My son was going to have a funeral.
I rang the crematorium. Yes, Tuesday, they confirmed. At nine o’clock. I put the phone down, blushing. Nine in the morning? Surely that had to be the least favoured time – even the cheapest? I thought of telling my father. He was the only family I had left. Twice I snatched up my bag and hurried to the car. The first time I didn’t even get as far as switching on the engine. The next, I made it all the way to the end of our old street, then turned and drove straight back because I’d suddenly realized that he’d be expecting me.
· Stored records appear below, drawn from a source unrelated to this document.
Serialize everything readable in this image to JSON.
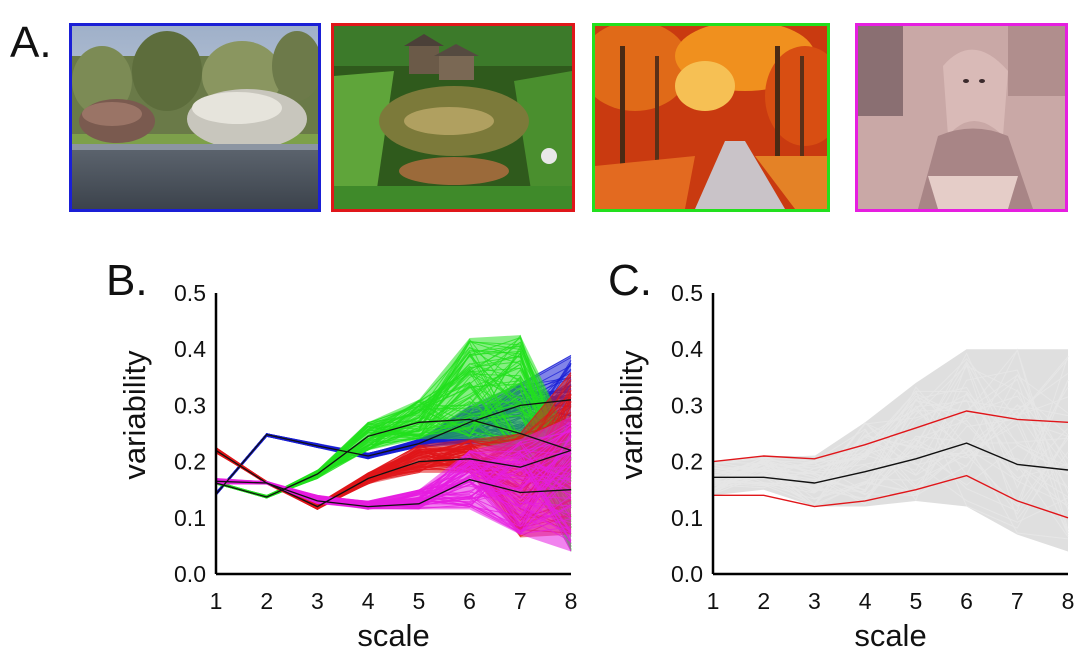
{
  "panels": {
    "a_label": "A.",
    "b_label": "B.",
    "c_label": "C."
  },
  "thumbnails": [
    {
      "name": "rocks-photo",
      "border_color": "#1a1fd6",
      "subject": "boulders on gravel under cloudy sky"
    },
    {
      "name": "watermill-photo",
      "border_color": "#e0161a",
      "subject": "mill house beside pond"
    },
    {
      "name": "autumn-forest-photo",
      "border_color": "#22e01e",
      "subject": "orange autumn forest path"
    },
    {
      "name": "portrait-photo",
      "border_color": "#e61ee0",
      "subject": "woman in headscarf, sepia-pink tint"
    }
  ],
  "chart_data": [
    {
      "type": "line",
      "panel": "B.",
      "xlabel": "scale",
      "ylabel": "variability",
      "xlim": [
        1,
        8
      ],
      "ylim": [
        0.0,
        0.5
      ],
      "xticks": [
        1,
        2,
        3,
        4,
        5,
        6,
        7,
        8
      ],
      "yticks": [
        "0.0",
        "0.1",
        "0.2",
        "0.3",
        "0.4",
        "0.5"
      ],
      "grid": false,
      "series": [
        {
          "color": "#1a1fd6",
          "style": "bundle",
          "x": [
            1,
            2,
            3,
            4,
            5,
            6,
            7,
            8
          ],
          "lower": [
            0.14,
            0.245,
            0.225,
            0.205,
            0.225,
            0.23,
            0.22,
            0.2
          ],
          "upper": [
            0.145,
            0.25,
            0.232,
            0.215,
            0.24,
            0.3,
            0.34,
            0.39
          ],
          "mean": [
            0.142,
            0.248,
            0.228,
            0.21,
            0.232,
            0.27,
            0.3,
            0.31
          ]
        },
        {
          "color": "#22e01e",
          "style": "bundle",
          "x": [
            1,
            2,
            3,
            4,
            5,
            6,
            7,
            8
          ],
          "lower": [
            0.16,
            0.135,
            0.17,
            0.22,
            0.24,
            0.24,
            0.2,
            0.04
          ],
          "upper": [
            0.165,
            0.14,
            0.185,
            0.27,
            0.31,
            0.42,
            0.425,
            0.24
          ],
          "mean": [
            0.162,
            0.137,
            0.178,
            0.245,
            0.27,
            0.275,
            0.25,
            0.22
          ]
        },
        {
          "color": "#e0161a",
          "style": "bundle",
          "x": [
            1,
            2,
            3,
            4,
            5,
            6,
            7,
            8
          ],
          "lower": [
            0.215,
            0.16,
            0.115,
            0.16,
            0.18,
            0.18,
            0.065,
            0.07
          ],
          "upper": [
            0.225,
            0.165,
            0.125,
            0.18,
            0.23,
            0.24,
            0.25,
            0.36
          ],
          "mean": [
            0.22,
            0.162,
            0.12,
            0.17,
            0.2,
            0.205,
            0.19,
            0.22
          ]
        },
        {
          "color": "#e61ee0",
          "style": "bundle",
          "x": [
            1,
            2,
            3,
            4,
            5,
            6,
            7,
            8
          ],
          "lower": [
            0.16,
            0.16,
            0.125,
            0.115,
            0.115,
            0.115,
            0.07,
            0.04
          ],
          "upper": [
            0.17,
            0.165,
            0.14,
            0.13,
            0.15,
            0.22,
            0.24,
            0.28
          ],
          "mean": [
            0.165,
            0.162,
            0.13,
            0.12,
            0.125,
            0.168,
            0.145,
            0.15
          ]
        }
      ],
      "mean_line": {
        "color": "#111111",
        "series_means": "black mean lines drawn for each colored bundle"
      }
    },
    {
      "type": "line",
      "panel": "C.",
      "xlabel": "scale",
      "ylabel": "variability",
      "xlim": [
        1,
        8
      ],
      "ylim": [
        0.0,
        0.5
      ],
      "xticks": [
        1,
        2,
        3,
        4,
        5,
        6,
        7,
        8
      ],
      "yticks": [
        "0.0",
        "0.1",
        "0.2",
        "0.3",
        "0.4",
        "0.5"
      ],
      "grid": false,
      "band": {
        "color": "#d9d9d9",
        "x": [
          1,
          2,
          3,
          4,
          5,
          6,
          7,
          8
        ],
        "lower": [
          0.14,
          0.15,
          0.12,
          0.12,
          0.13,
          0.12,
          0.07,
          0.04
        ],
        "upper": [
          0.2,
          0.21,
          0.21,
          0.27,
          0.34,
          0.4,
          0.4,
          0.4
        ]
      },
      "series": [
        {
          "color": "#111111",
          "x": [
            1,
            2,
            3,
            4,
            5,
            6,
            7,
            8
          ],
          "y": [
            0.172,
            0.172,
            0.162,
            0.182,
            0.205,
            0.233,
            0.195,
            0.185
          ]
        },
        {
          "color": "#e0161a",
          "x": [
            1,
            2,
            3,
            4,
            5,
            6,
            7,
            8
          ],
          "y": [
            0.2,
            0.21,
            0.205,
            0.23,
            0.26,
            0.29,
            0.275,
            0.27
          ]
        },
        {
          "color": "#e0161a",
          "x": [
            1,
            2,
            3,
            4,
            5,
            6,
            7,
            8
          ],
          "y": [
            0.14,
            0.14,
            0.12,
            0.13,
            0.15,
            0.175,
            0.13,
            0.1
          ]
        }
      ]
    }
  ]
}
He would be sitting waiting, just as he’d waited so patiently through my mother’s last desperate illness. He’d know about Malachy’s death. He might not read the papers every day, but one of his neighbours was bound to have spotted that little square of print, giving the name and the age of the body pulled out of the water. I’d cut around it carefully and slid it in a drawer. My father would have done the same. Oh, he’d be waiting, busily honing condolences to use as a battering ram. ‘So, Lois. You have been unlucky with your family.’ I could already see him standing accusingly, shaking his head in the way that would send his real message: ‘Look at you, Lois! You’ve killed your mother, driven off your husband, quarrelled with me, and been such a poor parent your son never even reached twenty!’
He didn’t need me to tell him the time and place of any funeral. I knew him only too well. He would have phoned round every church and crematorium in the book till he hit lucky. And he’d be there at the back. He’d introduce himself to no one. I
’d probably be the only person there who knew who he was, but he wouldn’t nod my way. He’d simply stand there in his best suit, staring ahead and making himself impregnable by putting himself in the right. ‘No one can say I didn’t go to my own grandson’s funeral.’
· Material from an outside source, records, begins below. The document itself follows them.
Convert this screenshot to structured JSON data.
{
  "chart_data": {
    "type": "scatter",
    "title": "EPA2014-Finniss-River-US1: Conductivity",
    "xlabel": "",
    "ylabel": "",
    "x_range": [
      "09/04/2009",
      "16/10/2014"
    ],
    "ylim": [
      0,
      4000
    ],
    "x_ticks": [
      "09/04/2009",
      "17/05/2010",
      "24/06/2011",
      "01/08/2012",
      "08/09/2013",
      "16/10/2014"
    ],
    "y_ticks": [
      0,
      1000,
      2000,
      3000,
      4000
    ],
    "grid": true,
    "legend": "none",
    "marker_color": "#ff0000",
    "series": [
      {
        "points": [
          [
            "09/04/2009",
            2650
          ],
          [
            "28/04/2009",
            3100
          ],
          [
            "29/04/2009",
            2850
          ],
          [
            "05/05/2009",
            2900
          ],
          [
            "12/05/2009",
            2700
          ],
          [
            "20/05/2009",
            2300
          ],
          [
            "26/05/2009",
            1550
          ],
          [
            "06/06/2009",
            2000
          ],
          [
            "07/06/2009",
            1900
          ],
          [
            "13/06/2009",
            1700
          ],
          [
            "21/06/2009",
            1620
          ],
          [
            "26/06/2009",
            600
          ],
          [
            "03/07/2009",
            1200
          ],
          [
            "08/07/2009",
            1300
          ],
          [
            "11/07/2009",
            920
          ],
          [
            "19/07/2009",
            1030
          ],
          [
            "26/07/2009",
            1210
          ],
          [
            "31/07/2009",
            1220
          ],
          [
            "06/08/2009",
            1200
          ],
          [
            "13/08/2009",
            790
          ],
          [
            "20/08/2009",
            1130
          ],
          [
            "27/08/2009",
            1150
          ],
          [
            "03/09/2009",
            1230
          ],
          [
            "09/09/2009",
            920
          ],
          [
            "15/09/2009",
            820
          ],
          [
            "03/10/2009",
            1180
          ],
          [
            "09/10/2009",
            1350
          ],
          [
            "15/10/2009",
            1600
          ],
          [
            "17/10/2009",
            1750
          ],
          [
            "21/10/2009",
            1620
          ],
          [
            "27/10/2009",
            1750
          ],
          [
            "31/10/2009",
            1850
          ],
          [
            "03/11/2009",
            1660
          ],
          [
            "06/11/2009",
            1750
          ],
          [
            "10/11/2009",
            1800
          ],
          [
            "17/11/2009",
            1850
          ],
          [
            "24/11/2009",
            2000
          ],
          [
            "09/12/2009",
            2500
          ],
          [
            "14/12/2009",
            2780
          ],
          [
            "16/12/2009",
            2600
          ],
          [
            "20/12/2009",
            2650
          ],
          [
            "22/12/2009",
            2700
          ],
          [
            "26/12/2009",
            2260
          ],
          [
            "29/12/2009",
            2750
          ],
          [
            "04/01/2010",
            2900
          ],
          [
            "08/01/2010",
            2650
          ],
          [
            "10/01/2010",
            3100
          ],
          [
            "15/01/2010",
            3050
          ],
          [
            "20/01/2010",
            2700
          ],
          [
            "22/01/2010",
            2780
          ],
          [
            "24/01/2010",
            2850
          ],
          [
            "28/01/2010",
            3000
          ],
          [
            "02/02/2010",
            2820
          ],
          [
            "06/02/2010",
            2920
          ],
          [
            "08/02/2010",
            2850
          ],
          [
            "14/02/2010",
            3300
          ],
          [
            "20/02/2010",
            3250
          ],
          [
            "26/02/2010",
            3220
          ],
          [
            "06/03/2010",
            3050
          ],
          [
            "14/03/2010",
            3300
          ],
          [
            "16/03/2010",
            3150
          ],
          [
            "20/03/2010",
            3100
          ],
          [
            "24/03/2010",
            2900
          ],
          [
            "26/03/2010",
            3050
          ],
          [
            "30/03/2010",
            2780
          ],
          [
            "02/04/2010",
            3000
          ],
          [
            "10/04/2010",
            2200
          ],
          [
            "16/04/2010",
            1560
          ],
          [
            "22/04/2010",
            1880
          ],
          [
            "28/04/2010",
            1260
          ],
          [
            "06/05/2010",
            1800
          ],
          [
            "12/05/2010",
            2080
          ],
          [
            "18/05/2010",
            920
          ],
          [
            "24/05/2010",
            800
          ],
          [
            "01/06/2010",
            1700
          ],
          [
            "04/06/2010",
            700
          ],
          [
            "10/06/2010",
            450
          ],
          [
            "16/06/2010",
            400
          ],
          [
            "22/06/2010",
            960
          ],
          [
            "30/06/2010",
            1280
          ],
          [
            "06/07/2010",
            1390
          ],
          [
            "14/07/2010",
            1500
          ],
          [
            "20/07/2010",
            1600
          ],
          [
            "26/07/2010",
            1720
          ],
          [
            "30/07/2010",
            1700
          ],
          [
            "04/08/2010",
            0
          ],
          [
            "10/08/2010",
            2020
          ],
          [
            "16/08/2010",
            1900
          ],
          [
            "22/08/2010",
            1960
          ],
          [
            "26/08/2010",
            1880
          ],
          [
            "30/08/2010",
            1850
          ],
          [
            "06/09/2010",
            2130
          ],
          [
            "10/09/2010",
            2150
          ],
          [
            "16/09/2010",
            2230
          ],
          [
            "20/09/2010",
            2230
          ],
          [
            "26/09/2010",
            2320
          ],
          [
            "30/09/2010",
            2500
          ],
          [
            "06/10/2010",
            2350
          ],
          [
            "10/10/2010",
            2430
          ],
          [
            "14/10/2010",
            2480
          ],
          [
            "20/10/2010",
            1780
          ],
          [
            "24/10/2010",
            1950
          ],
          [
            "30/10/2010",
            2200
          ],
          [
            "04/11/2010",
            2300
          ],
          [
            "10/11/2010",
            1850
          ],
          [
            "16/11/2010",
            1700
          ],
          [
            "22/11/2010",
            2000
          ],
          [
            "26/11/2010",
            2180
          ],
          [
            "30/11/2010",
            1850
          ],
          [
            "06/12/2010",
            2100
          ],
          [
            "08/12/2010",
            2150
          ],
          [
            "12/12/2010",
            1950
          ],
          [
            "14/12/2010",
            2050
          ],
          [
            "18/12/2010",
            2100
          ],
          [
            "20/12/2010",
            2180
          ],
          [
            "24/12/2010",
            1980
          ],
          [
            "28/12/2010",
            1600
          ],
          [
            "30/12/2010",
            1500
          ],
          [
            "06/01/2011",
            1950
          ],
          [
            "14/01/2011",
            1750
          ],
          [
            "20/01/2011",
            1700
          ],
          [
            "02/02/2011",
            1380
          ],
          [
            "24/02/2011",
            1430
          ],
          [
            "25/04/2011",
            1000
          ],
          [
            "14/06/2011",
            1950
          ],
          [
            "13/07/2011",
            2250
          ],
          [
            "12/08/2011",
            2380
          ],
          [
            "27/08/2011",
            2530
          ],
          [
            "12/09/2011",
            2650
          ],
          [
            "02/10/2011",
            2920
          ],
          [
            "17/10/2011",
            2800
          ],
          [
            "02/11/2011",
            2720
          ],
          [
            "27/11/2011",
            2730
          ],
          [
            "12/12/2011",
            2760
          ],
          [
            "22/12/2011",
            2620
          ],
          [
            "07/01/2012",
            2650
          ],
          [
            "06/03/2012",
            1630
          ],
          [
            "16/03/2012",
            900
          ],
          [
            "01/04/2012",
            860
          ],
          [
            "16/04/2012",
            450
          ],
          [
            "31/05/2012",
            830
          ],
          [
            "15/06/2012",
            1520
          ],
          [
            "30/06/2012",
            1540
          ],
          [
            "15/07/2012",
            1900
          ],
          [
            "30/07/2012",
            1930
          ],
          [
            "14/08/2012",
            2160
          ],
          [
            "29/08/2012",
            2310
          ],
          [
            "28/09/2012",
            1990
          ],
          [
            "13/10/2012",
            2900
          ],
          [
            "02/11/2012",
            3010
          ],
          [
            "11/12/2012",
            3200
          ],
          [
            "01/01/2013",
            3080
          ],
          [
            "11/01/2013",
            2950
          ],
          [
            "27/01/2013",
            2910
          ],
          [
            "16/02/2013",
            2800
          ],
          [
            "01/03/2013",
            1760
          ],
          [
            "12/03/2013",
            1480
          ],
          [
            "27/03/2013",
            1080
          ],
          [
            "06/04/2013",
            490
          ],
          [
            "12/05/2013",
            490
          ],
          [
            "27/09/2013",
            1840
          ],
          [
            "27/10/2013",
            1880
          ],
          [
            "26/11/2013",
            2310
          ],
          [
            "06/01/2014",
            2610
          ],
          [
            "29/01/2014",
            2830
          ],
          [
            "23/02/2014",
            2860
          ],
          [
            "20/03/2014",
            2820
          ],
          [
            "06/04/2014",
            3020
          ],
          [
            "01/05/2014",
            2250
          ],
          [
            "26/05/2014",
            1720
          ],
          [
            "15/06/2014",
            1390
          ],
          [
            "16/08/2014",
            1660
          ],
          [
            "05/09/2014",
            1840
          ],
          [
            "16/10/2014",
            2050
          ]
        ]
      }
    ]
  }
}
I wouldn’t be able to bear it. I could imagine myself hurrying away at the mere sight of him. And what sort of mother did that make me? One worried more about avoiding a sneer from her father than burying her son. Across my misery ran a wash of shame, tinged with self-pity. For surely anyone else would have found herself free to mourn without the interference of ever-rising resentment against some member of the family not seen for years.
Which brought another problem straight to mind. What about Stuart? I had assumed he’d vanished from Malachy’s life as swiftly and cleanly as he’d gone from mine. But who was to say the two of them hadn’t been in touch again over the last couple of years? Wherever it was that Stuart was living now, he might have come back, even for a single day. Perhaps, like me, he’d spotted Malachy hanging around in some doorway or waiting for a bus. He could have stopped to speak. And if the months of distance had worked some magic, the two of them might have even strolled off together to share an amiable pint. A thousand possibilities ran through my mind and, hating my own father as I did for his stern, calculated cruelty in not telling me about my mother’s death, I couldn’t bear to think that someone else might one day claim I’d treated them in the same monstrous fashion. I’d live in terror, knowing that one day my bell might ring and Stuart would be on the doorstep. ‘For God’s sake, Lois! Malachy was my son too! How could you not have tried to let me know?’